Jpo Journal of Prosthetics and Orthotics | 2002
Mark D. Geil
The most innovative technology in prosthetic components cannot fulfill its objective without a proper patient interface and a proper alignment. Alignment, the orientation of components with respect to one another, is an area of prosthetic practice in which quantification and repeatability are not clearly defined. Researchers have sought an optimum standard and methods for automated alignment.
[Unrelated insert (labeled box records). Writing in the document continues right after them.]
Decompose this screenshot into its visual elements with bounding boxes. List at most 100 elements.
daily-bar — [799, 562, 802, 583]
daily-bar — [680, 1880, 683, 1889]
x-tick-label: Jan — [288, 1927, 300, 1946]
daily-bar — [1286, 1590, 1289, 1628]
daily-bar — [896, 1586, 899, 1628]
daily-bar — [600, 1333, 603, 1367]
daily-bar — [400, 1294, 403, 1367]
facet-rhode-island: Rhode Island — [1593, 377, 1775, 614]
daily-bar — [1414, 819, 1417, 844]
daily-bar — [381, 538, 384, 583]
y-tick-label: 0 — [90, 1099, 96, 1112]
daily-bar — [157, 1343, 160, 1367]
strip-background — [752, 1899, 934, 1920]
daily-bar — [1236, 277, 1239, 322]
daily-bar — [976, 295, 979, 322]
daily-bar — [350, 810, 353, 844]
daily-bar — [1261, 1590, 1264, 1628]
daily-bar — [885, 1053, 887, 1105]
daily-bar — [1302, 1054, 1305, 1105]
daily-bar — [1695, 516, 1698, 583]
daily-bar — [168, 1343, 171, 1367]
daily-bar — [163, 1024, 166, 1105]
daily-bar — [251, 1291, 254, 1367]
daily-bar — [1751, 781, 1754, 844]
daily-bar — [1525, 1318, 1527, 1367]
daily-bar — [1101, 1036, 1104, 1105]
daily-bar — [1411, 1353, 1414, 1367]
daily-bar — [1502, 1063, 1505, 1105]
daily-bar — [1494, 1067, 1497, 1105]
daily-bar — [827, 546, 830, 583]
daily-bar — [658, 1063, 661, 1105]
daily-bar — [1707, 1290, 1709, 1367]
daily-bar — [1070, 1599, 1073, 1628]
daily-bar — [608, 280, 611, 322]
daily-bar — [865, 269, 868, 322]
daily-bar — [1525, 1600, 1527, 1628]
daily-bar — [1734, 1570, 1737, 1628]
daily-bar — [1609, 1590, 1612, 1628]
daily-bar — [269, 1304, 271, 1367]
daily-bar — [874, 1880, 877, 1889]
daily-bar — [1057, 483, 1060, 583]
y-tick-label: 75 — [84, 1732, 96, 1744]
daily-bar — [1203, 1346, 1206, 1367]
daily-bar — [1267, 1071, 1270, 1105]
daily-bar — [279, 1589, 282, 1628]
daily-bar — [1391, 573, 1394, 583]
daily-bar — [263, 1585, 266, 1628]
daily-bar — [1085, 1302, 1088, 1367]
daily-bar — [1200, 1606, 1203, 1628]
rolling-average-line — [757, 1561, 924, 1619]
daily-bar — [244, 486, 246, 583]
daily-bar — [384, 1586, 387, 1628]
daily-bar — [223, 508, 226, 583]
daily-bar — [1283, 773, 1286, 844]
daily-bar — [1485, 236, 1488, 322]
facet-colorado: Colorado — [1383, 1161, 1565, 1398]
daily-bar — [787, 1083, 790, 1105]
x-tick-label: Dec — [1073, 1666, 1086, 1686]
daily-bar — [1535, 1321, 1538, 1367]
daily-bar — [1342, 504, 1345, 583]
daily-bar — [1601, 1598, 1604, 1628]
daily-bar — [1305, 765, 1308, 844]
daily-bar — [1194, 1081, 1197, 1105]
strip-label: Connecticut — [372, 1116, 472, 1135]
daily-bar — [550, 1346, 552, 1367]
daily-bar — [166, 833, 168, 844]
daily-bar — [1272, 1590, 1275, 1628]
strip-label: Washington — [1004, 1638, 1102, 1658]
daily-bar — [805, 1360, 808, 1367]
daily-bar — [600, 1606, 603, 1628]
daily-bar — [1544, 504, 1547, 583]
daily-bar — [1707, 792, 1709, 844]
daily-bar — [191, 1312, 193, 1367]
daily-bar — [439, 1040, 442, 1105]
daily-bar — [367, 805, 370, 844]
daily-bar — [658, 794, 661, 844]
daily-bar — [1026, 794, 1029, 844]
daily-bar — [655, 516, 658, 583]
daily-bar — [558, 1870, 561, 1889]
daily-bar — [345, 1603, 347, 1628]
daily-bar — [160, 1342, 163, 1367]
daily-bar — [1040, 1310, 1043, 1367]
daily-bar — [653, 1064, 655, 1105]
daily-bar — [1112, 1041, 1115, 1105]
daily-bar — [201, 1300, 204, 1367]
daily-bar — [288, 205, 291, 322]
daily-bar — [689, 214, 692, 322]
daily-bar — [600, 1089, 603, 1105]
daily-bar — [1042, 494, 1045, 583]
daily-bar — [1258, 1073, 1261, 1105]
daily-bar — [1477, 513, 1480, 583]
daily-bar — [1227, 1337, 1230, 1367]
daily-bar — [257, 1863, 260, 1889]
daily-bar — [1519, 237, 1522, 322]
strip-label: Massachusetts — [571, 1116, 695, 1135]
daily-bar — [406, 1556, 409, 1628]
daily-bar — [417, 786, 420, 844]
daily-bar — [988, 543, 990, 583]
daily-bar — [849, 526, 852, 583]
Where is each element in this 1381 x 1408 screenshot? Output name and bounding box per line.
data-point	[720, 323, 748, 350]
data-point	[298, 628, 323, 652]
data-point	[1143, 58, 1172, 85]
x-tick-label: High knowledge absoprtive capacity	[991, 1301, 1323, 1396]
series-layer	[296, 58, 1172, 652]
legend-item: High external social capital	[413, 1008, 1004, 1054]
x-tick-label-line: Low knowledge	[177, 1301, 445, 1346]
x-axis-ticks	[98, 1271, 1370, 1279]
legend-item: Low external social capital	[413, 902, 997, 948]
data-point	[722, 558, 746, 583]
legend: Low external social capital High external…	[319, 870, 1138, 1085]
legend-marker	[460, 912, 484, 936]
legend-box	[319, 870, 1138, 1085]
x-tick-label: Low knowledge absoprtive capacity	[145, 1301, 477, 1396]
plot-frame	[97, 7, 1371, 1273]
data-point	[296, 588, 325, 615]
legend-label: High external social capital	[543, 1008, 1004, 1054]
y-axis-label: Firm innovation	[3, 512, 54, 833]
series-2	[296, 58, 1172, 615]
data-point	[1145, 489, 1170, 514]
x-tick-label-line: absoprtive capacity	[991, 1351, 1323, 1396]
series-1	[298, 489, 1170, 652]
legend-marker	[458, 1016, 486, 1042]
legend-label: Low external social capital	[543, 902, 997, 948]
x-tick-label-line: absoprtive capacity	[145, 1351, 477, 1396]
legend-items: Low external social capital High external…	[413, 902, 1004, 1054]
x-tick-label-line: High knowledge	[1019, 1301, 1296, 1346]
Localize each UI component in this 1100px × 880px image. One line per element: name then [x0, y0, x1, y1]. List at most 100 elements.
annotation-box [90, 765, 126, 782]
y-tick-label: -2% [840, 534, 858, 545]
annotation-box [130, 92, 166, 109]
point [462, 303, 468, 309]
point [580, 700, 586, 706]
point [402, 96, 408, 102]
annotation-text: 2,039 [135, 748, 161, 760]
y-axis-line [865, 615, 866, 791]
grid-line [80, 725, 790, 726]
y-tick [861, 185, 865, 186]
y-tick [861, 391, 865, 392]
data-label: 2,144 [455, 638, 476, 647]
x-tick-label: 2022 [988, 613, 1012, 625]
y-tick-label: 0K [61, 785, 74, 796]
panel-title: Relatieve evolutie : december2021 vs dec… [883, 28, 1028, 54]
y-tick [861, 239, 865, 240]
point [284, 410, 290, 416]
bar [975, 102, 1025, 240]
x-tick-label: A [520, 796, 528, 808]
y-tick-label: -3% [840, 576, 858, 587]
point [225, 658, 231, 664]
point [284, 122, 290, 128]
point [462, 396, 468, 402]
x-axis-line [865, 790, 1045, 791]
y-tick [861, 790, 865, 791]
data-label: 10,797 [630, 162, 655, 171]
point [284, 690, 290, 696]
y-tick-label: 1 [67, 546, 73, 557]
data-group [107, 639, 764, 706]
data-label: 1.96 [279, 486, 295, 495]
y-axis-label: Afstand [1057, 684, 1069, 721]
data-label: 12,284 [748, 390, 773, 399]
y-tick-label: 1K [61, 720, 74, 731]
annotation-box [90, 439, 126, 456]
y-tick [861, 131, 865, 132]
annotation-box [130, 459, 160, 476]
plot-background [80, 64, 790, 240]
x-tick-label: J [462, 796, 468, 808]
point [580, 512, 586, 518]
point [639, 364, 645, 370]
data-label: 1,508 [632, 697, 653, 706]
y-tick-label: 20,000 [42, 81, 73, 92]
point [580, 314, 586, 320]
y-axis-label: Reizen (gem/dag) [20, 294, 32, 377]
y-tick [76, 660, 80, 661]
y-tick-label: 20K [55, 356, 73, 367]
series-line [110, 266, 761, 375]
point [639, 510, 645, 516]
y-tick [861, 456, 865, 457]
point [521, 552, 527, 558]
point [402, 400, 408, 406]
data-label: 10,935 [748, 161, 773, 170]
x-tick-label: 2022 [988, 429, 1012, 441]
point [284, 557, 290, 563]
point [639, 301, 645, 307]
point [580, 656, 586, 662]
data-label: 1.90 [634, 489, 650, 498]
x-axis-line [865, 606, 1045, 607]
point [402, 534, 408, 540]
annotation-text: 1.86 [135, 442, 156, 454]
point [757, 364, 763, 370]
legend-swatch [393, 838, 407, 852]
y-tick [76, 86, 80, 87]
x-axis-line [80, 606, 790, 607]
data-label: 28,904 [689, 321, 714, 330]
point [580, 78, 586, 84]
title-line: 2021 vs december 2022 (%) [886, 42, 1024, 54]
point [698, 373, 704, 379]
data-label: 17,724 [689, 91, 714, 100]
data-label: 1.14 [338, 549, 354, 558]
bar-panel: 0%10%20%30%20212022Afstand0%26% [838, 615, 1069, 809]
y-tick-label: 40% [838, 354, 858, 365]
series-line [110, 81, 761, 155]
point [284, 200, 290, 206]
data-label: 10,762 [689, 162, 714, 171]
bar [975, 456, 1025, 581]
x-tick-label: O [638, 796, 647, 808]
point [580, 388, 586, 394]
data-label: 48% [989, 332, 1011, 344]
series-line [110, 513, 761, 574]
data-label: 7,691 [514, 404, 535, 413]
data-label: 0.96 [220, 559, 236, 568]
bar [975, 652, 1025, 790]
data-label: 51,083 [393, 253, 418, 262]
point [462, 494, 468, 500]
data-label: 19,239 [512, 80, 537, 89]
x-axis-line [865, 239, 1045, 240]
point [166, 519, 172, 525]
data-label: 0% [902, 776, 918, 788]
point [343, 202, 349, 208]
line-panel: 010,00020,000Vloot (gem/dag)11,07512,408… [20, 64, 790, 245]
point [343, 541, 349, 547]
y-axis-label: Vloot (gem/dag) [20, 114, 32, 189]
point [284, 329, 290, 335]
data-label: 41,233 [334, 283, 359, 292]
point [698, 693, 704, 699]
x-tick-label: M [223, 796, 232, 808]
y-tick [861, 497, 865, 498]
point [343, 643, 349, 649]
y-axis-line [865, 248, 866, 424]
Before automation is sought, variability among practitioners using current methods should be assessed. This investigation determined the outcomes of the alignment of five different prosthetic practitioners given the same subject and components using kinematic and kinetic gait analysis. Differences in static alignment were quantified through instrumented gait analysis; however, these differences were relatively small. Similar small differences were noted in gait velocity and ground reaction force, and bilateral joint angles during walking were very similar. This consistency among practitioners with varying levels of experience suggests that automated alignment is probably feasible but may not be necessary.